Fabric Path well worth the investment
Use Cases and Deployment Scope
We use Cisco Fabric Path (Nexus) switches for most of our distribution switches and have been rolling through replacing our old catalyst switches with them. It allowed us to have a loop-free topology that can actually use all of the redundant links that we build into our topology vs. traditional STP networks that blocks those redundant links in a normal state. This allows us to better serve our customers and provide more bandwidth under normal circumstances while still providing the fault tolerance of having multiple links and just slowing down a bit if we lose a link here or there.
Pros
- It scales fairly well.
- It's been fairly easy for people to learn and work with.
- It has simplified network administration by utilizing Fabric Extenders which are all configured from the same switch and treated as an extension of the switch rather than as a separate entity.
Cons
- We've had a few bugs that have caused random reloads of switches when modifying VLANS.

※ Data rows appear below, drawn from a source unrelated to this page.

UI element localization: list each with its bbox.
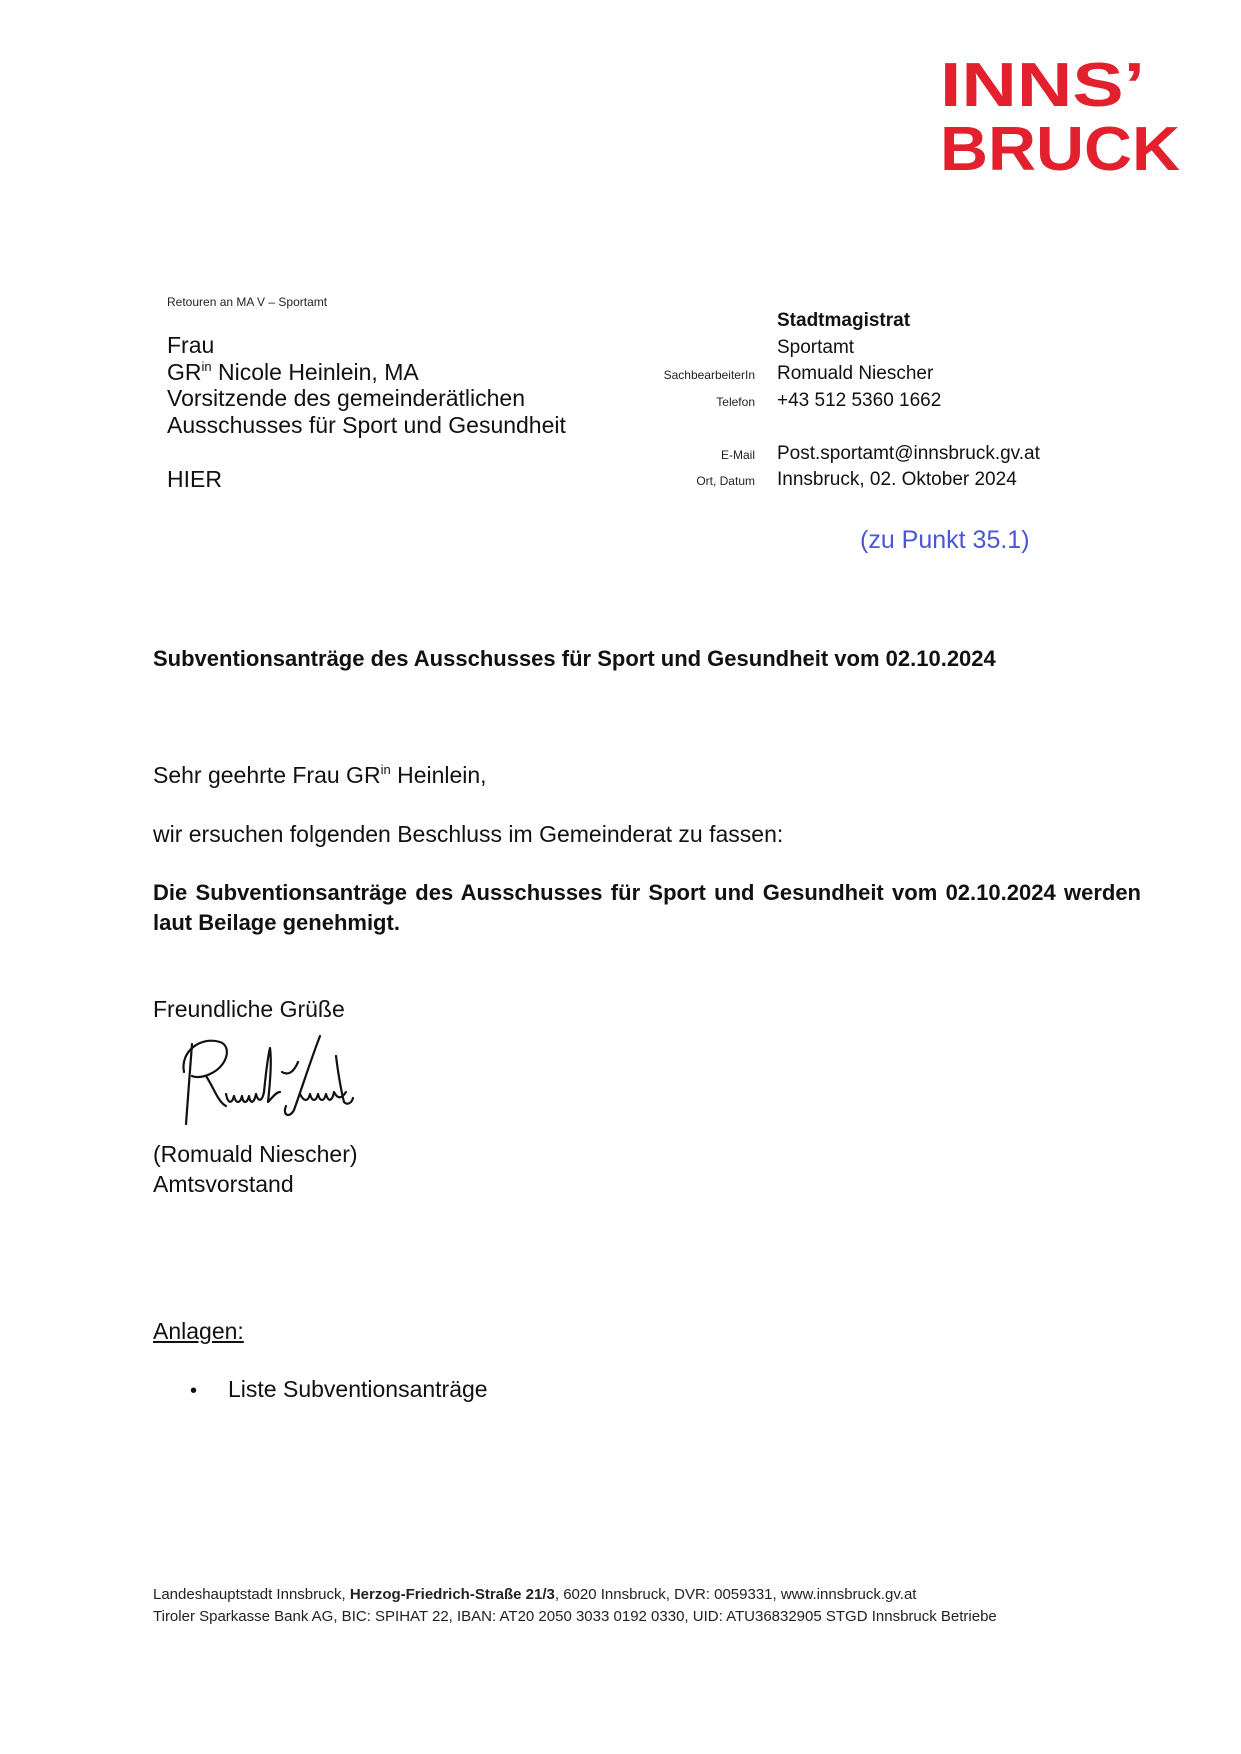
footer-l1-c: , 6020 Innsbruck, DVR: 0059331, www.innsbruck.gv.at	[554, 1586, 917, 1603]
sender-department: Sportamt	[777, 336, 855, 358]
closing-text: Freundliche Grüße	[153, 996, 345, 1022]
letter-salutation	[153, 762, 487, 789]
recipient-title: GR	[167, 358, 202, 385]
recipient-block	[167, 332, 566, 493]
logo-line-2: BRUCK	[940, 115, 1181, 174]
innsbruck-logo-mark	[940, 54, 1190, 174]
return-address-line: Retouren an MA V – Sportamt	[167, 295, 328, 309]
innsbruck-logo	[940, 54, 1190, 174]
recipient-name-line	[167, 359, 566, 386]
footer-line-2: Tiroler Sparkasse Bank AG, BIC: SPIHAT 22, IBAN: AT20 2050 3033 0192 0330, UID: ATU36832905 STGD Innsbruck Betriebe	[153, 1608, 997, 1625]
agenda-point-reference: (zu Punkt 35.1)	[860, 526, 1030, 554]
email-label: E-Mail	[720, 447, 755, 462]
email-value: Post.sportamt@innsbruck.gv.at	[777, 442, 1040, 464]
place-date-label: Ort, Datum	[696, 474, 755, 488]
signer-name: (Romuald Niescher)	[153, 1141, 358, 1167]
footer-line-1	[153, 1584, 997, 1606]
resolution-text: Die Subventionsanträge des Ausschusses für Sport und Gesundheit vom 02.10.2024 werden laut Beilage genehmigt.	[153, 880, 1141, 935]
footer	[153, 1584, 997, 1628]
recipient-salutation: Frau	[167, 332, 215, 358]
phone-label: Telefon	[716, 394, 755, 409]
bullet-icon: •	[190, 1380, 198, 1402]
sender-info	[600, 310, 1120, 496]
attachments-list	[190, 1376, 488, 1403]
request-text: wir ersuchen folgenden Beschluss im Gemeinderat zu fassen:	[153, 821, 784, 847]
recipient-title-sup: in	[201, 358, 212, 374]
logo-line-1: INNS’	[940, 54, 1145, 120]
clerk-label: SachbearbeiterIn	[663, 368, 755, 382]
clerk-name: Romuald Niescher	[777, 363, 934, 384]
recipient-name: Nicole Heinlein, MA	[211, 358, 419, 385]
handwritten-signature	[170, 1032, 355, 1128]
footer-l1-a: Landeshauptstadt Innsbruck,	[153, 1586, 350, 1603]
salutation-text: Sehr geehrte Frau GR	[153, 762, 381, 788]
signer-role: Amtsvorstand	[153, 1171, 294, 1197]
phone-value: +43 512 5360 1662	[777, 389, 942, 411]
signer-block	[153, 1139, 358, 1199]
recipient-location: HIER	[167, 466, 222, 492]
salutation-sup: in	[380, 761, 391, 777]
sender-office: Stadtmagistrat	[777, 310, 911, 331]
attachment-item: Liste Subventionsanträge	[228, 1376, 488, 1402]
recipient-role-line-1: Vorsitzende des gemeinderätlichen	[167, 385, 526, 411]
attachments-heading: Anlagen:	[153, 1318, 244, 1344]
recipient-role-line-2: Ausschusses für Sport und Gesundheit	[167, 411, 566, 438]
footer-address: Herzog-Friedrich-Straße 21/3	[349, 1586, 555, 1603]
place-date-value: Innsbruck, 02. Oktober 2024	[777, 469, 1017, 490]
letter-subject: Subventionsanträge des Ausschusses für Sport und Gesundheit vom 02.10.2024	[153, 646, 996, 671]
salutation-name: Heinlein,	[390, 762, 487, 788]
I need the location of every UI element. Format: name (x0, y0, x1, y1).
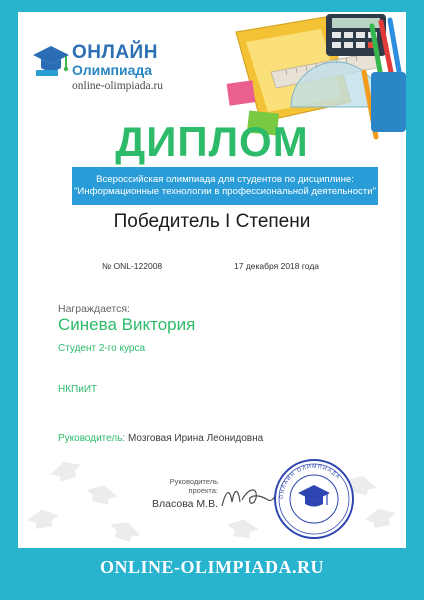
hat-icon (84, 482, 119, 506)
diploma-title: ДИПЛОМ (115, 118, 309, 165)
handwritten-signature (218, 480, 278, 516)
olympiad-banner (72, 167, 378, 205)
recipient-name: Синева Виктория (58, 315, 196, 334)
olympiad-logo (32, 42, 202, 102)
supervisor-name: Мозговая Ирина Леонидовна (127, 433, 264, 444)
supervisor (58, 433, 263, 444)
awarded-label: Награждается: (58, 303, 130, 315)
signature-label-line-1: Руководитель (169, 477, 218, 486)
recipient-organization: НКПиИТ (58, 384, 98, 395)
logo-url: online-olimpiada.ru (72, 80, 164, 92)
diploma-sheet (18, 12, 406, 548)
recipient-course: Студент 2-го курса (58, 343, 146, 354)
diploma-number: № ONL-122008 (102, 261, 163, 271)
graduation-cap-icon (32, 44, 70, 78)
graduation-cap-icon (298, 485, 330, 507)
banner-line-2: "Информационные технологии в профессиональной деятельности" (74, 186, 376, 197)
stamp-text: ОНЛАЙН ОЛИМПИАДА (278, 463, 342, 500)
hat-icon (48, 457, 84, 484)
official-stamp (272, 457, 356, 541)
diploma-date: 17 декабря 2018 года (234, 261, 320, 271)
signatory-name: Власова М.В. (152, 498, 218, 510)
signature-label (158, 477, 218, 495)
logo-subtitle: Олимпиада (72, 62, 153, 78)
hat-icon (225, 517, 259, 539)
footer-website: ONLINE-OLIMPIADA.RU (99, 557, 324, 577)
banner-line-1: Всероссийская олимпиада для студентов по дисциплине: (96, 174, 354, 185)
hat-icon (26, 508, 60, 530)
supervisor-label: Руководитель: (58, 433, 126, 444)
hat-icon (363, 505, 398, 529)
signature-label-line-2: проекта: (188, 486, 218, 495)
winner-degree: Победитель I Степени (113, 211, 311, 232)
logo-title: ОНЛАЙН (72, 42, 158, 63)
hat-icon (107, 517, 143, 545)
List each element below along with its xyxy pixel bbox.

- We've had a bug that reloaded an entire fabric at once.
Likelihood to Recommend
Cisco FabricPath seems to be well suited for larger datacenters where you need the scalability and flexibility that's provided. We've been able to provide our customers with much more bandwidth than they previously had throughout our datacenter and with applications generating much more east/west traffic now rather than large volumes of north/south traffic FabricPath and the nexus switches have given us the ability to provide our customers with the bandwidth that's needed to serve today's applications.